Les auditeurs vont scruter ces plans d’actions et, pour s’assurer de leur sincérité, vont devoir avoir une vision claire des objectifs associés, des estimations financières et demanderont nécessairement quelles sont les méthodes de calcul appliquées, les hypothèses posées, les extrapolations faites. Ils doivent pouvoir remonter toute la donnée depuis le graphique d’impact qui leur sera présenté. S’appuyer sur un outil deviendra donc essentiel mais il faudra également s’assurer que celui-ci fasse preuve de la plus grande transparence possible.

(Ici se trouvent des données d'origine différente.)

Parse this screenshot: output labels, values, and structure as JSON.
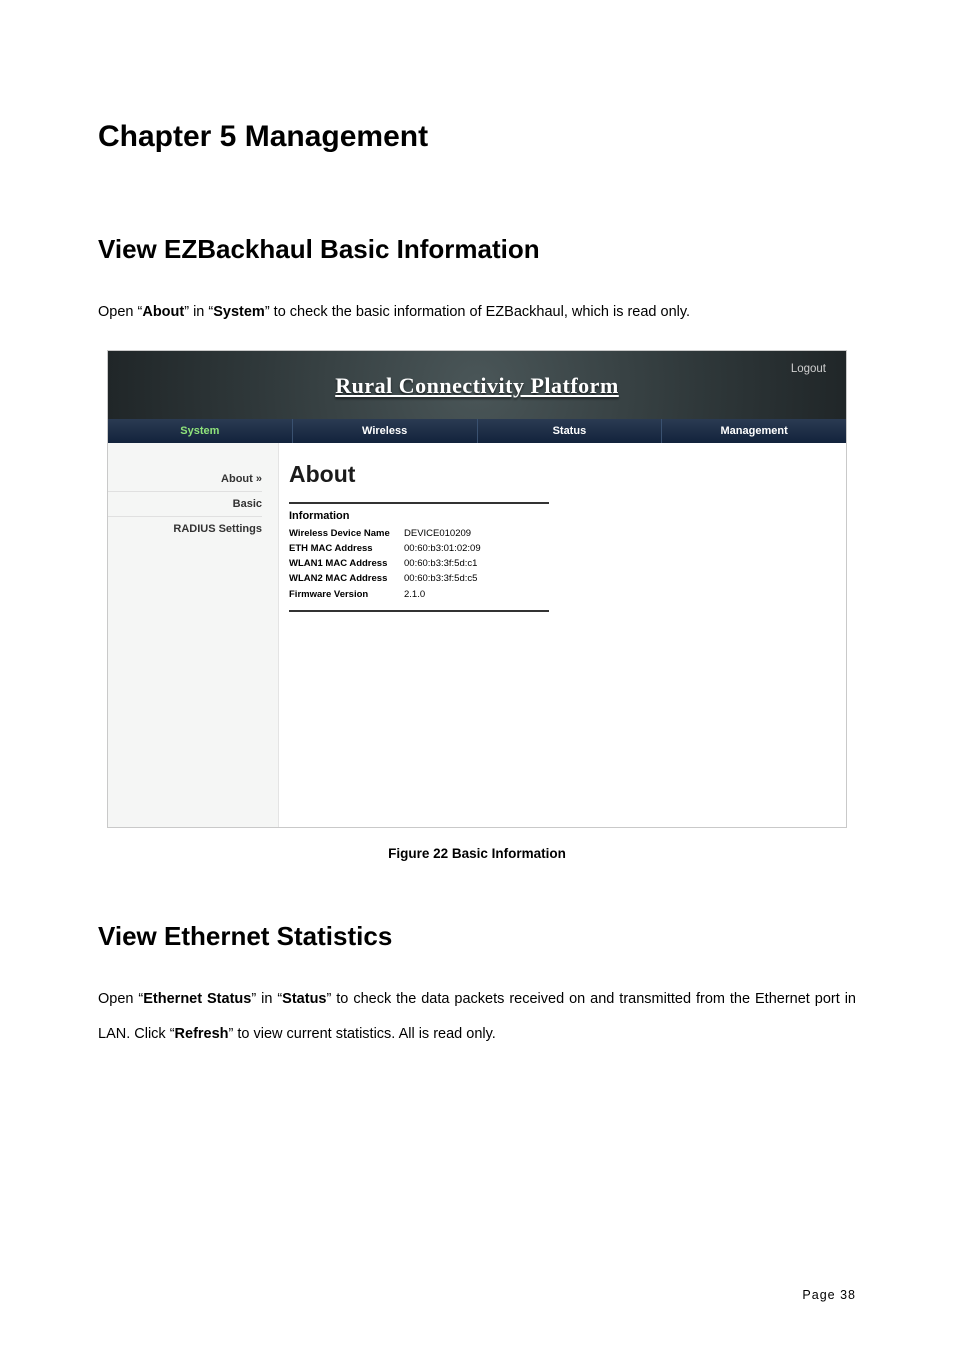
{
  "doc": {
    "chapter_title": "Chapter 5 Management",
    "section1_title": "View EZBackhaul Basic Information",
    "section1_text_parts": {
      "p1": "Open “",
      "b1": "About",
      "p2": "” in “",
      "b2": "System",
      "p3": "” to check the basic information of EZBackhaul, which is read only."
    },
    "figure_caption": "Figure 22 Basic Information",
    "section2_title": "View Ethernet Statistics",
    "section2_text_parts": {
      "p1": "Open “",
      "b1": "Ethernet Status",
      "p2": "” in “",
      "b2": "Status",
      "p3": "” to check the data packets received on and transmitted from the Ethernet port in LAN. Click “",
      "b3": "Refresh",
      "p4": "” to view current statistics. All is read only."
    },
    "page_label": "Page  38"
  },
  "screenshot": {
    "brand": "Rural Connectivity Platform",
    "logout": "Logout",
    "nav": [
      "System",
      "Wireless",
      "Status",
      "Management"
    ],
    "nav_active_index": 0,
    "sidebar": [
      {
        "label": "About  »",
        "active": true
      },
      {
        "label": "Basic"
      },
      {
        "label": "RADIUS Settings"
      }
    ],
    "main_heading": "About",
    "info_heading": "Information",
    "info_rows": [
      {
        "label": "Wireless Device Name",
        "value": "DEVICE010209"
      },
      {
        "label": "ETH MAC Address",
        "value": "00:60:b3:01:02:09"
      },
      {
        "label": "WLAN1 MAC Address",
        "value": "00:60:b3:3f:5d:c1"
      },
      {
        "label": "WLAN2 MAC Address",
        "value": "00:60:b3:3f:5d:c5"
      },
      {
        "label": "Firmware Version",
        "value": "2.1.0"
      }
    ]
  }
}
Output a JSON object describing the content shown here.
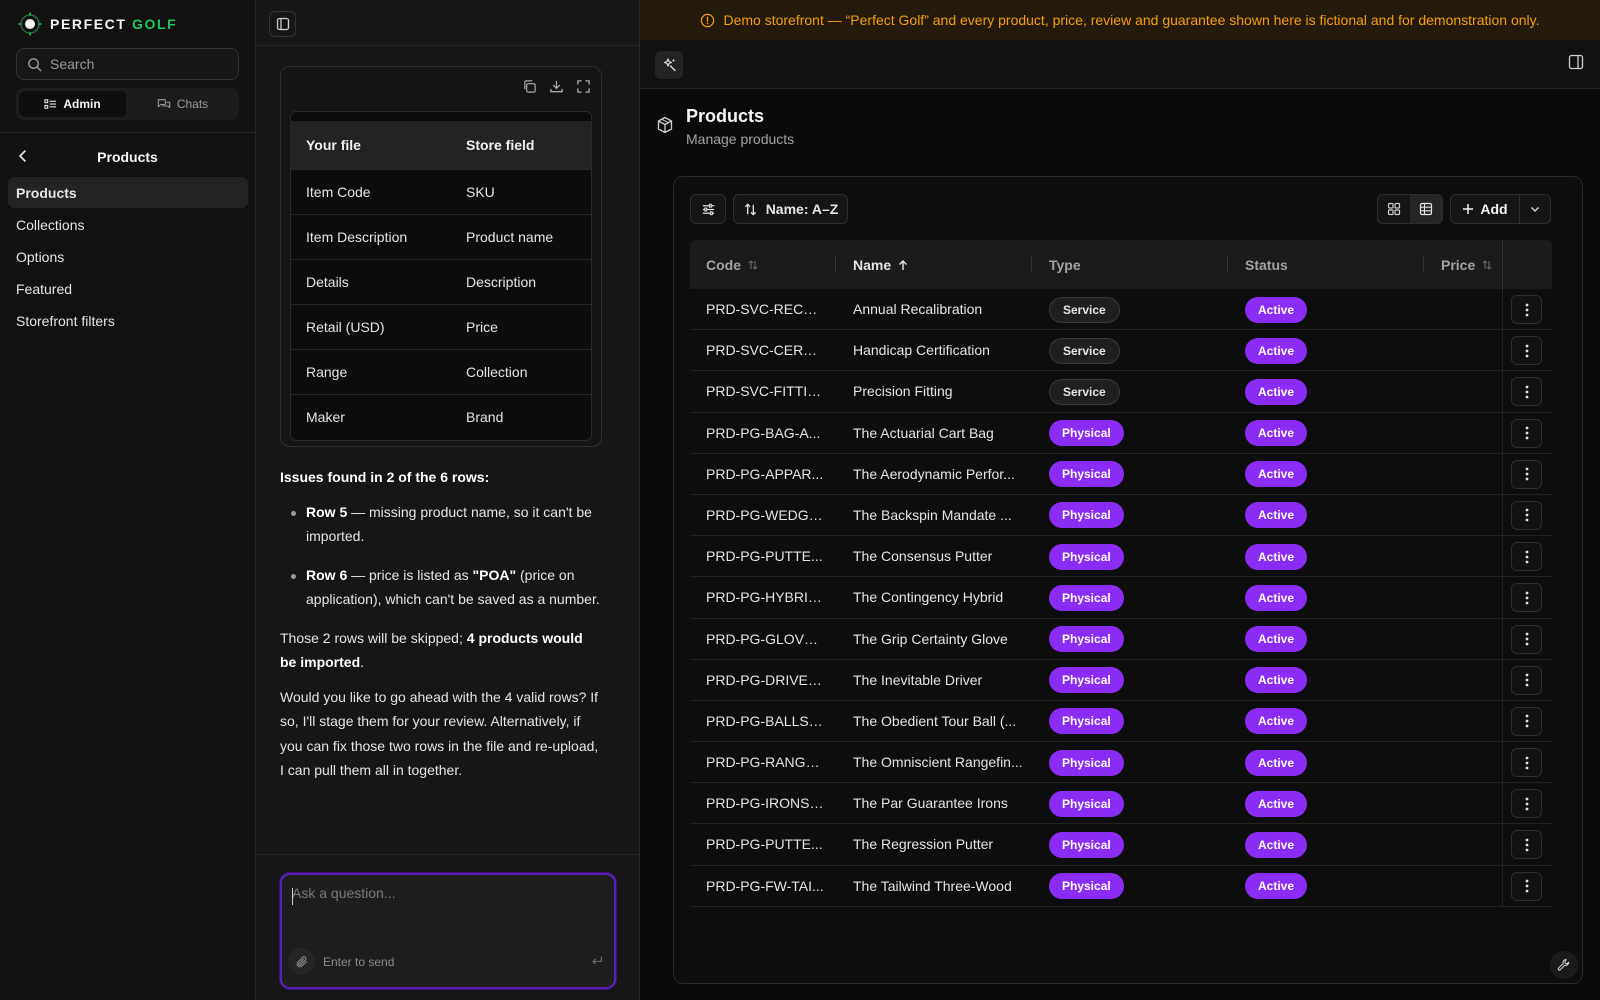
{
  "brand": {
    "name_part1": "PERFECT",
    "name_part2": "GOLF"
  },
  "sidebar": {
    "search_placeholder": "Search",
    "segments": [
      {
        "label": "Admin",
        "active": true
      },
      {
        "label": "Chats",
        "active": false
      }
    ],
    "section_title": "Products",
    "items": [
      {
        "label": "Products",
        "active": true
      },
      {
        "label": "Collections"
      },
      {
        "label": "Options"
      },
      {
        "label": "Featured"
      },
      {
        "label": "Storefront filters"
      }
    ]
  },
  "chat": {
    "mapping_table": {
      "headers": [
        "Your file",
        "Store field"
      ],
      "rows": [
        [
          "Item Code",
          "SKU"
        ],
        [
          "Item Description",
          "Product name"
        ],
        [
          "Details",
          "Description"
        ],
        [
          "Retail (USD)",
          "Price"
        ],
        [
          "Range",
          "Collection"
        ],
        [
          "Maker",
          "Brand"
        ]
      ]
    },
    "issues_heading": "Issues found in 2 of the 6 rows:",
    "issues": [
      {
        "row": "Row 5",
        "text": " — missing product name, so it can't be imported."
      },
      {
        "row": "Row 6",
        "text_before": " — price is listed as ",
        "emph": "\"POA\"",
        "text_after": " (price on application), which can't be saved as a number."
      }
    ],
    "summary_before": "Those 2 rows will be skipped; ",
    "summary_bold": "4 products would be imported",
    "summary_after": ".",
    "question": "Would you like to go ahead with the 4 valid rows? If so, I'll stage them for your review. Alternatively, if you can fix those two rows in the file and re-upload, I can pull them all in together.",
    "composer_placeholder": "Ask a question...",
    "composer_hint": "Enter to send"
  },
  "main": {
    "banner": "Demo storefront — “Perfect Golf” and every product, price, review and guarantee shown here is fictional and for demonstration only.",
    "title": "Products",
    "subtitle": "Manage products",
    "sort_label": "Name: A–Z",
    "add_label": "Add",
    "columns": {
      "code": "Code",
      "name": "Name",
      "type": "Type",
      "status": "Status",
      "price": "Price"
    },
    "rows": [
      {
        "code": "PRD-SVC-RECA...",
        "name": "Annual Recalibration",
        "type": "Service",
        "status": "Active"
      },
      {
        "code": "PRD-SVC-CERTI...",
        "name": "Handicap Certification",
        "type": "Service",
        "status": "Active"
      },
      {
        "code": "PRD-SVC-FITTING",
        "name": "Precision Fitting",
        "type": "Service",
        "status": "Active"
      },
      {
        "code": "PRD-PG-BAG-A...",
        "name": "The Actuarial Cart Bag",
        "type": "Physical",
        "status": "Active"
      },
      {
        "code": "PRD-PG-APPAR...",
        "name": "The Aerodynamic Perfor...",
        "type": "Physical",
        "status": "Active"
      },
      {
        "code": "PRD-PG-WEDGE...",
        "name": "The Backspin Mandate ...",
        "type": "Physical",
        "status": "Active"
      },
      {
        "code": "PRD-PG-PUTTE...",
        "name": "The Consensus Putter",
        "type": "Physical",
        "status": "Active"
      },
      {
        "code": "PRD-PG-HYBRID...",
        "name": "The Contingency Hybrid",
        "type": "Physical",
        "status": "Active"
      },
      {
        "code": "PRD-PG-GLOVE-...",
        "name": "The Grip Certainty Glove",
        "type": "Physical",
        "status": "Active"
      },
      {
        "code": "PRD-PG-DRIVER...",
        "name": "The Inevitable Driver",
        "type": "Physical",
        "status": "Active"
      },
      {
        "code": "PRD-PG-BALLS-...",
        "name": "The Obedient Tour Ball (...",
        "type": "Physical",
        "status": "Active"
      },
      {
        "code": "PRD-PG-RANGE...",
        "name": "The Omniscient Rangefin...",
        "type": "Physical",
        "status": "Active"
      },
      {
        "code": "PRD-PG-IRONS-...",
        "name": "The Par Guarantee Irons",
        "type": "Physical",
        "status": "Active"
      },
      {
        "code": "PRD-PG-PUTTE...",
        "name": "The Regression Putter",
        "type": "Physical",
        "status": "Active"
      },
      {
        "code": "PRD-PG-FW-TAI...",
        "name": "The Tailwind Three-Wood",
        "type": "Physical",
        "status": "Active"
      }
    ]
  },
  "colors": {
    "accent": "#8b2cf5",
    "brand_green": "#22c55e",
    "warning": "#f59e0b"
  }
}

Nombreux sont ceux également tentés de s’appuyer sur les outils d’intelligence artificielle. Il est essentiel dans ce cas de l'utiliser de manière précautionneuse. Dans de nombreux cas, l’IA est une boîte noire qui ne permet pas de tracer correctement la donnée source et la manière dont elle a été traitée pour construire ce plan de transition.

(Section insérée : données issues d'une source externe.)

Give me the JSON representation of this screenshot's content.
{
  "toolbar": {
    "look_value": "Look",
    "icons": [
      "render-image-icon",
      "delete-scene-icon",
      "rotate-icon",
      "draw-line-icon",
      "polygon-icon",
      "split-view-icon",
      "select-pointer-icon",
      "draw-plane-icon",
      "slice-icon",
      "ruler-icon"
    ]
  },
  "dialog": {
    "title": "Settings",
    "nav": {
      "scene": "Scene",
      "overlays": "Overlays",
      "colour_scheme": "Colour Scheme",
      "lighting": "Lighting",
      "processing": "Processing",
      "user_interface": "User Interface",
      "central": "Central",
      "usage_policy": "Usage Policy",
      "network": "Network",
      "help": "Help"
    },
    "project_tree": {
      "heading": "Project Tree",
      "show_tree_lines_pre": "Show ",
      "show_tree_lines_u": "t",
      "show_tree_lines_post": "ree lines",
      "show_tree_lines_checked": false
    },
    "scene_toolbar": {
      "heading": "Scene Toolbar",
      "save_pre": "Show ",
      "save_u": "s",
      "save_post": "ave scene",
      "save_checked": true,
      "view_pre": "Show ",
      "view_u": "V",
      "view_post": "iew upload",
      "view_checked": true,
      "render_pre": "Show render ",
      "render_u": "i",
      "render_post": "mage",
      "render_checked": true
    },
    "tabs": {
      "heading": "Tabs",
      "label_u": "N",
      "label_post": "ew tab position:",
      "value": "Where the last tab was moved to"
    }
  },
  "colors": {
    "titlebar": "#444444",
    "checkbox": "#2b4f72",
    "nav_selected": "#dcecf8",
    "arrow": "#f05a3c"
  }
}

Récapitulatif des principaux points de vigilance

Pour récapituler, les principaux points de vigilance des entreprises pour s’assurer que leur audit se déroule sans accroc sont les suivants :

  • Fournir des éléments probants pour chaque information renseignée
  • Faire preuve de la transparence la plus totale
  • Rester objectif dans ses analyses
  • Renseigner les méthodologies appliquées, les hypothèses posées et les méthodes de calcul utilisées
  • S’assurer de la comparabilité des données
  • S’équiper d’outils permettant de tracer la donnée

 

Justifier, prouver, tracer.
Ces 3 verbes doivent constituer votre leitmotiv lors de la constitution de votre rapport de durabilité.

 

La complexité des ESRS pouvant représenter un frein, certains organismes ont entrepris un travail de simplification permettant aux entreprises et aux auditeurs d’identifier les principaux attendus du rapport CSRD. Parmi ces documents nous trouvons :

Enfin, même si les auditeurs ont pu bénéficier d’une formation obligatoire avant d’être autorisés à auditer les rapports CSRD, il s’agit également de leur premier exercice de contrôle de ces rapports qui promettent d’être particulièrement denses et dont le processus d’édition est strictement cadré. Il est donc probable que leur niveau d’exigence ne sera pas à son maximum sur la première année. Néanmoins, n’hésitez pas à échanger avec eux en amont pour valider vos méthodologies, que ce soit pour l’analyse de double-matérialité, la validation des IRO etc… C’est le meilleur moyen de s’assurer que vous prenez la bonne voie et de ne pas risquer de devoir réitérer totalement l’exercice.